The most prevalent type of gram-positive bacteria found was coagulase-negative staphylococcus, making up about 40 percent of the cases. This was followed by Streptococcus viridans (12 percent) and Staphylococcus aureus (11 percent). Gram-negative organisms, which can be resistant to most available antibiotics, accounted for about 10 percent of cases and fungi for the remaining five percent.
After reviewing these cases, Dr. Gentile and his colleagues were reassured to find that over 99 percent of cases that were caused by the gram-positive forms of bacteria were treatable with the most commonly used antibiotic therapy, vancomycin. Of the cases caused by potentially antibiotic-resistant strains of bacteria, 92 percent of cases were able to be treated with another common therapy, ceftazidime.
However, in the review, they also found an increasing resistance of the bacteria to many first generation antibiotics, such as methicillin, and first, second and third generation cephalosporins.
"We noted that in endophthalmitis cases caused by staph aureus, resistance to methicillin increased from 18 percent in the late 1980s to just over 50 percent this past decade," said Dr. Gentile. "This is consistent with what other physicians have found throughout the United States with methicillin-resistant staphylococcus aureus (MRSA) causing severe skin and soft-tissue infections."
In addition to discovering an increasing bacterial resistance against certain commonly used antibiotics, the research team also found a trend towards decreasing microbial resistance against classes of antibiotics used less often in recent decades, including two forms in a class known as aminoglycosides. This finding was especially interesting since prior studies beginning in the 1980s across different medical specialties had noted an increasing resistance to these antibiotics.

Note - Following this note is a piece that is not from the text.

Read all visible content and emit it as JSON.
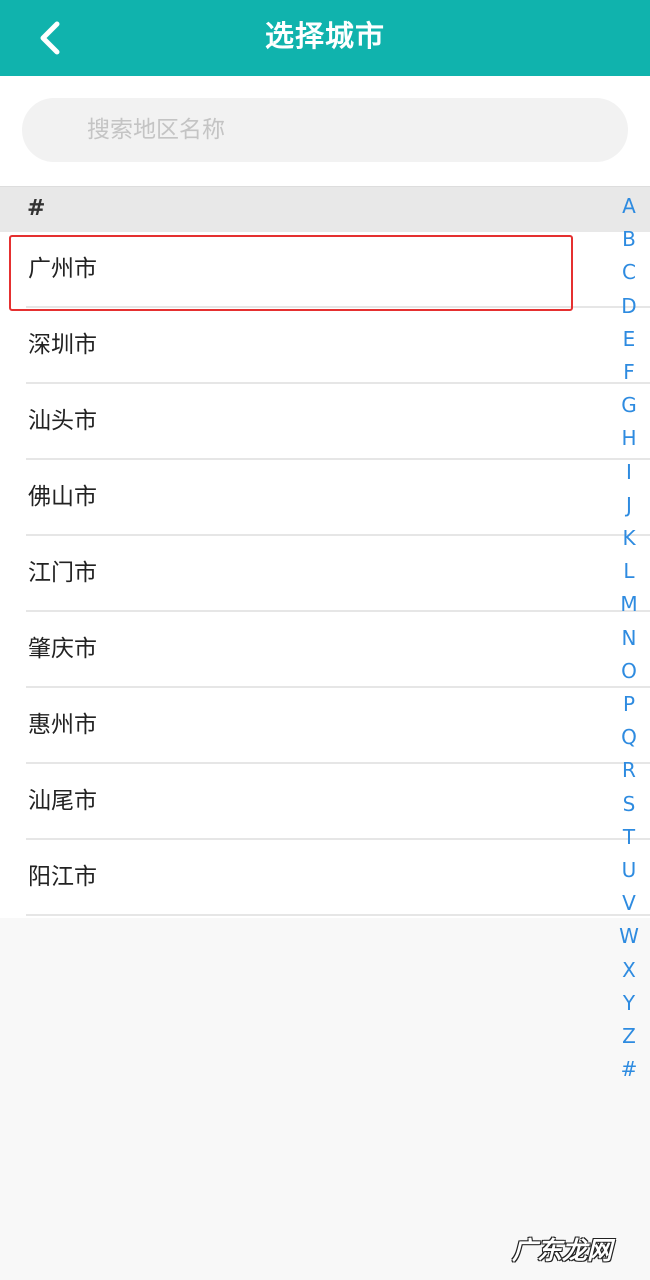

Gentile said that since antibiotic resistance is a natural process in which bacteria evolve, the new research provides evidence that intentionally using an antibiotic less frequently for a while, a concept called antibiotic restriction, could help to combat the problem of antibiotic resistance. "While we know that new antibiotics are needed to keep up with resistant bacteria, antibiotic restriction or cycling of antibiotics may be one option in combating microbial resistance."
These findings are especially important since antimicrobial resistance is one of the most serious health threats reported by the U.S. Centers for Disease Control and Prevention (CDC). The research team notes that doctors and patients can play a role in decreasing antibiotic resistance by using antibiotics judiciously and through research that identifies the most effective antibiotics for specific conditions such as endophthalmitis.